AN OLD-FASHIONED TRAVELLER ON THE TRADE ROUTES

I was sitting upstairs in a bus, cursing the waste of time, and pouring my life away on one of those insane journeys across London — while gradually the wavering motion of this precarious glass salon, that flung us about softly like trusses of wheat or Judo Lords, began its medicinal work inside the magnetic landscape of London.

The bus, with its transparent decks of people, trembled. And was as uniquely ceremonious in propelling itself as an eminent Jellyfish with an iron will, by explusions, valves, hisses, steams, and emotional respirations.
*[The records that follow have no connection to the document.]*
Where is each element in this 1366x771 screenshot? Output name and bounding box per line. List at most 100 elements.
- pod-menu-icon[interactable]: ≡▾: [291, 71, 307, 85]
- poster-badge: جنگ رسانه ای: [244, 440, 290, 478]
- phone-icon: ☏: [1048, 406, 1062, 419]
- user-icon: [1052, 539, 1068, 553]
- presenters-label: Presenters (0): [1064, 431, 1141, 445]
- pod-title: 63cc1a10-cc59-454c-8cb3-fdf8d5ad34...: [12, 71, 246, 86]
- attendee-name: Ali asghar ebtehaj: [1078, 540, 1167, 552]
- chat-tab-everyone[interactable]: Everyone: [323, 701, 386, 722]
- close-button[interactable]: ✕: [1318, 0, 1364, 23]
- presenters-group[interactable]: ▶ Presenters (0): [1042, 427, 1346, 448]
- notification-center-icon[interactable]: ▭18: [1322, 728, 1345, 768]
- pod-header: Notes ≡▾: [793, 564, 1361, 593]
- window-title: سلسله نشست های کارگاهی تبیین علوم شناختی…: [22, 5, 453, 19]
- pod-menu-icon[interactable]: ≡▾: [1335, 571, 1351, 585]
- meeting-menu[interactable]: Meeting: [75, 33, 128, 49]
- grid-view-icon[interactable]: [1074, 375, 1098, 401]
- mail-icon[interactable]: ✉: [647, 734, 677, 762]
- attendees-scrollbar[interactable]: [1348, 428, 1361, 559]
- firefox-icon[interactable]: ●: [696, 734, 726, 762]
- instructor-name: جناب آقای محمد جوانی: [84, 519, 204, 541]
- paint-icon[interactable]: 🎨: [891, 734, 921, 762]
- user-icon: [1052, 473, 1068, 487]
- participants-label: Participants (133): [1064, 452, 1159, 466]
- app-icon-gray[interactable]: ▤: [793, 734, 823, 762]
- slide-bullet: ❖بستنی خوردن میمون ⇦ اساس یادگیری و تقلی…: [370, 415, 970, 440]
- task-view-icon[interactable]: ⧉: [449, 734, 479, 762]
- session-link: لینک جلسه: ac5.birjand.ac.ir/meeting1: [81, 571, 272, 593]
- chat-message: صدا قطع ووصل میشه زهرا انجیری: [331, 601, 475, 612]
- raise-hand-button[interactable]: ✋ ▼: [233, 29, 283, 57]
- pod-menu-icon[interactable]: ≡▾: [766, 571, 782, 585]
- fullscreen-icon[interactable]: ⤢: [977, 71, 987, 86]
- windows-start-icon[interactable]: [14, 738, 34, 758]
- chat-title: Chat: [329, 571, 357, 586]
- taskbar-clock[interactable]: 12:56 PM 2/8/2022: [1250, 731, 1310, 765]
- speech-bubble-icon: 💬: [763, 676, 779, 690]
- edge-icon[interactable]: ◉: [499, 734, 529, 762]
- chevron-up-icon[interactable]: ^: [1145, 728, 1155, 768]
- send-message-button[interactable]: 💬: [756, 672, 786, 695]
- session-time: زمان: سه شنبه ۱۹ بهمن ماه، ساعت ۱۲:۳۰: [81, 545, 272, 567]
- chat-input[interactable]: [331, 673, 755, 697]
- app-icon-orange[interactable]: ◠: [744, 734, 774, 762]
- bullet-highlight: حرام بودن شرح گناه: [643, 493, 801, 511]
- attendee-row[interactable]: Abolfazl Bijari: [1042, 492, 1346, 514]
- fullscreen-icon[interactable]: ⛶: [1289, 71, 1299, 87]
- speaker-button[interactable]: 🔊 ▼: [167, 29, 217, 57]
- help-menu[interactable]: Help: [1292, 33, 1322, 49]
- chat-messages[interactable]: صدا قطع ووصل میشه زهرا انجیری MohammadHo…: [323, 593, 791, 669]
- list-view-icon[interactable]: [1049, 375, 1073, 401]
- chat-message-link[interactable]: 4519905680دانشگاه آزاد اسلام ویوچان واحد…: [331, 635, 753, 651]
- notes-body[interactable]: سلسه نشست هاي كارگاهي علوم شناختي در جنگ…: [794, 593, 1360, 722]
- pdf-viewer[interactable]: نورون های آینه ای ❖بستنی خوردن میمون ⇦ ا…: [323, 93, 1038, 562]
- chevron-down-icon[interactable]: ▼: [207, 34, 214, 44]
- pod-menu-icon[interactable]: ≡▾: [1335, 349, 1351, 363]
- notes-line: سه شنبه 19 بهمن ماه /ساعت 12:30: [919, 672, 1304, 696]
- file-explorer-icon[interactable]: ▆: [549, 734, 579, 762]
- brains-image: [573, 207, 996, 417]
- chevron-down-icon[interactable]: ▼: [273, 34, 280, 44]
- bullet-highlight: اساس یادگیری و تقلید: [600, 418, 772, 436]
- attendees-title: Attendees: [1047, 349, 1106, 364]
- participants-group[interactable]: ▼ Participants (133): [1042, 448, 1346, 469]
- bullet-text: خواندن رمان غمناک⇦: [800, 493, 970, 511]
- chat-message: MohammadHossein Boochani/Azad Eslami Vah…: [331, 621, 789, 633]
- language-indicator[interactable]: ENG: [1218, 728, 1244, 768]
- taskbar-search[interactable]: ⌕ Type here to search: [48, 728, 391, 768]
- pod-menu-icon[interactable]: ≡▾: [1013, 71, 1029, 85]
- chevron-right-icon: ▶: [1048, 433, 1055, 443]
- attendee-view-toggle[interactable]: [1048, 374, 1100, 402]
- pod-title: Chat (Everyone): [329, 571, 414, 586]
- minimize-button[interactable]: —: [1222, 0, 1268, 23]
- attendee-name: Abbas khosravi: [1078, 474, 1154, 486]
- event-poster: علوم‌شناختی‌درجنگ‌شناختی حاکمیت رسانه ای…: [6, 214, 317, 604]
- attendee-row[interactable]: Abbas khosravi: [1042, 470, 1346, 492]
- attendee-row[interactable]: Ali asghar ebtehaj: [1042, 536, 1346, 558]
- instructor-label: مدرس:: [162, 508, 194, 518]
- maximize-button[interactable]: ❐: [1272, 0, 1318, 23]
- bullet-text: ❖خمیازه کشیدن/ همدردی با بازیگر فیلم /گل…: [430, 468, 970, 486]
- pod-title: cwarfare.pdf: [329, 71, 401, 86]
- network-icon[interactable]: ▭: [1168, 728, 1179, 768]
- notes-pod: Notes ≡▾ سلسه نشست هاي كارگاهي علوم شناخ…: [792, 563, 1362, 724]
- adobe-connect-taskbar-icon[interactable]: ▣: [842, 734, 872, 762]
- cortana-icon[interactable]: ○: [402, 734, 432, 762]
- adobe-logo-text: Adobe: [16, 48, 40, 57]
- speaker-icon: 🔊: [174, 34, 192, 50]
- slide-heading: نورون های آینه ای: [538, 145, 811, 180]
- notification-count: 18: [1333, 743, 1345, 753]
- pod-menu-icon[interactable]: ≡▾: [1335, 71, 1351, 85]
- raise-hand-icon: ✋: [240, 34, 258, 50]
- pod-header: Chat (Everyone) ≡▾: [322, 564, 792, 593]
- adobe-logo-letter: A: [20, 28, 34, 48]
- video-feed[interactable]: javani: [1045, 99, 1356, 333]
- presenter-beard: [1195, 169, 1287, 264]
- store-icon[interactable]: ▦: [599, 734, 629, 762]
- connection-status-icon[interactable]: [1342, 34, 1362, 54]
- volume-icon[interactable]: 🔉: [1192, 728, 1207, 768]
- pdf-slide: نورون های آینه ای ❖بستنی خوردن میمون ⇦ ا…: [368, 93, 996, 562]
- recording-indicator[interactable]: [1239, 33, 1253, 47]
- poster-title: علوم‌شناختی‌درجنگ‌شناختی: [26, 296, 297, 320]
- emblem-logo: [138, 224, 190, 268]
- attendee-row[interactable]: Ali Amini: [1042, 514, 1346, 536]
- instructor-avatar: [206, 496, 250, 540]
A militant, elementary, caparisoned Jellyfish, of the feminine sex, systematically eating and drinking the sea.

I began to feel as battered as though I had been making love all night. My limbs distilled the same interesting wide-awake weariness.

We went forward at a swimmer’s pace, gazing through the walls that rocked the weather about like a cloudy drink from a chemist’s shop — with the depth and sting of the Baltic. The air-shocks the sulphur dioxides, the gelatin ignitions We were all of us parcelled up in mud-coloured clothes, dreaming, while the rich perishable ensemble — as stuffy and exclusive as a bag of fish and chips, or as an Eskimo’s bed in a glass drift — cautiously advanced as though on an exercise from a naval college.

The jogging was consistently idiotic, it induced a feeling of complete security. I gave up my complicated life on the spot; and lay screwed up like an old handkerchief screwed up in a pocket, suspended in time, ready to go to the ends of the earth. O trans-Siberian railways Balloons Astronauts.